The Italian fashion house Benetton has withdrawn an advert depicting Pope Benedict XVI kissing a Muslim leader hours after it was condemned by the Vatican.
The campaign is entitled “Unhate” and features doctored images of supposedly antagonistic world leaders in kissing scenes. The Vatican said the image of Pope Benedict embracing Sheikh Ahmad el-Tayeb, president of al-Azhar University in Cairo, who announced the suspension of dialogue with the Vatican earlier this year, was offensive.
The ads were unveiled yesterday and a few hours later the Vatican spokesman, Jesuit Fr Federico Lombardi, registered a strong protest. He condemned what he called “a completely unacceptable use of the image of the Holy Father, manipulated and exploited in the context of a publicity campaign for commercial ends”.

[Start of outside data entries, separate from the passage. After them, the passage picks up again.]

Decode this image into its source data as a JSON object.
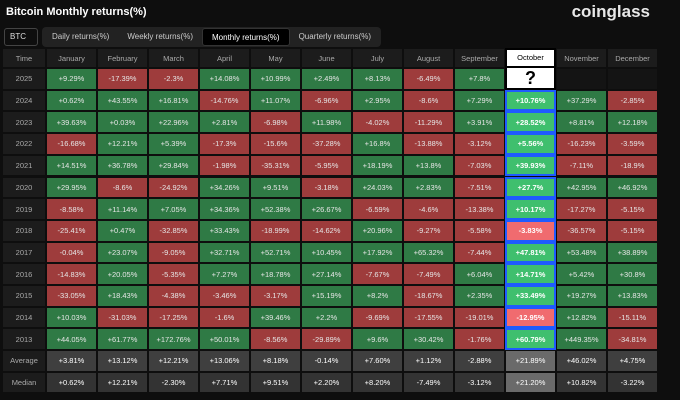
{
  "header": {
    "title": "Bitcoin Monthly returns(%)",
    "brand": "coinglass"
  },
  "selector": "BTC",
  "tabs": [
    "Daily returns(%)",
    "Weekly returns(%)",
    "Monthly returns(%)",
    "Quarterly returns(%)"
  ],
  "table": {
    "columns": [
      "Time",
      "January",
      "February",
      "March",
      "April",
      "May",
      "June",
      "July",
      "August",
      "September",
      "October",
      "November",
      "December"
    ],
    "rows": [
      [
        "2025",
        "+9.29%",
        "-17.39%",
        "-2.3%",
        "+14.08%",
        "+10.99%",
        "+2.49%",
        "+8.13%",
        "-6.49%",
        "+7.8%",
        "?"
      ],
      [
        "2024",
        "+0.62%",
        "+43.55%",
        "+16.81%",
        "-14.76%",
        "+11.07%",
        "-6.96%",
        "+2.95%",
        "-8.6%",
        "+7.29%",
        "+10.76%",
        "+37.29%",
        "-2.85%"
      ],
      [
        "2023",
        "+39.63%",
        "+0.03%",
        "+22.96%",
        "+2.81%",
        "-6.98%",
        "+11.98%",
        "-4.02%",
        "-11.29%",
        "+3.91%",
        "+28.52%",
        "+8.81%",
        "+12.18%"
      ],
      [
        "2022",
        "-16.68%",
        "+12.21%",
        "+5.39%",
        "-17.3%",
        "-15.6%",
        "-37.28%",
        "+16.8%",
        "-13.88%",
        "-3.12%",
        "+5.56%",
        "-16.23%",
        "-3.59%"
      ],
      [
        "2021",
        "+14.51%",
        "+36.78%",
        "+29.84%",
        "-1.98%",
        "-35.31%",
        "-5.95%",
        "+18.19%",
        "+13.8%",
        "-7.03%",
        "+39.93%",
        "-7.11%",
        "-18.9%"
      ],
      [
        "2020",
        "+29.95%",
        "-8.6%",
        "-24.92%",
        "+34.26%",
        "+9.51%",
        "-3.18%",
        "+24.03%",
        "+2.83%",
        "-7.51%",
        "+27.7%",
        "+42.95%",
        "+46.92%"
      ],
      [
        "2019",
        "-8.58%",
        "+11.14%",
        "+7.05%",
        "+34.36%",
        "+52.38%",
        "+26.67%",
        "-6.59%",
        "-4.6%",
        "-13.38%",
        "+10.17%",
        "-17.27%",
        "-5.15%"
      ],
      [
        "2018",
        "-25.41%",
        "+0.47%",
        "-32.85%",
        "+33.43%",
        "-18.99%",
        "-14.62%",
        "+20.96%",
        "-9.27%",
        "-5.58%",
        "-3.83%",
        "-36.57%",
        "-5.15%"
      ],
      [
        "2017",
        "-0.04%",
        "+23.07%",
        "-9.05%",
        "+32.71%",
        "+52.71%",
        "+10.45%",
        "+17.92%",
        "+65.32%",
        "-7.44%",
        "+47.81%",
        "+53.48%",
        "+38.89%"
      ],
      [
        "2016",
        "-14.83%",
        "+20.05%",
        "-5.35%",
        "+7.27%",
        "+18.78%",
        "+27.14%",
        "-7.67%",
        "-7.49%",
        "+6.04%",
        "+14.71%",
        "+5.42%",
        "+30.8%"
      ],
      [
        "2015",
        "-33.05%",
        "+18.43%",
        "-4.38%",
        "-3.46%",
        "-3.17%",
        "+15.19%",
        "+8.2%",
        "-18.67%",
        "+2.35%",
        "+33.49%",
        "+19.27%",
        "+13.83%"
      ],
      [
        "2014",
        "+10.03%",
        "-31.03%",
        "-17.25%",
        "-1.6%",
        "+39.46%",
        "+2.2%",
        "-9.69%",
        "-17.55%",
        "-19.01%",
        "-12.95%",
        "+12.82%",
        "-15.11%"
      ],
      [
        "2013",
        "+44.05%",
        "+61.77%",
        "+172.76%",
        "+50.01%",
        "-8.56%",
        "-29.89%",
        "+9.6%",
        "+30.42%",
        "-1.76%",
        "+60.79%",
        "+449.35%",
        "-34.81%"
      ],
      [
        "Average",
        "+3.81%",
        "+13.12%",
        "+12.21%",
        "+13.06%",
        "+8.18%",
        "-0.14%",
        "+7.60%",
        "+1.12%",
        "-2.88%",
        "+21.89%",
        "+46.02%",
        "+4.75%"
      ],
      [
        "Median",
        "+0.62%",
        "+12.21%",
        "-2.30%",
        "+7.71%",
        "+9.51%",
        "+2.20%",
        "+8.20%",
        "-7.49%",
        "-3.12%",
        "+21.20%",
        "+10.82%",
        "-3.22%"
      ]
    ]
  }
}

Shortly afterward, the image was gone from the website of the Unhate Foundation. The Italian news agency ANSA reported that a company spokesman said it had withdrawn the image.
Fr Lombardi said the image represented “a serious lack of respect for the Pope, an offence to the sentiments of the faithful and a clear demonstration of how fundamental rules of respect for people can be violated by advertising, in order to attract attention through provocation”.
Fr Lombardi said the Vatican’s Secretary of State was considering what steps to take in order to guarantee “respect for the figure of the Holy Father”.
In the past, Benetton has employed shocking images in its advertising campaigns. One ad in 1991 depicted a priest kissing a nun.
Other images in the current campaign portray President Barack Obama kissing Chinese leader Hu Jintao and Israeli Prime Minister Benjamin Netanyahu embracing Mahmoud Abbas, president of the Palestinian Authority.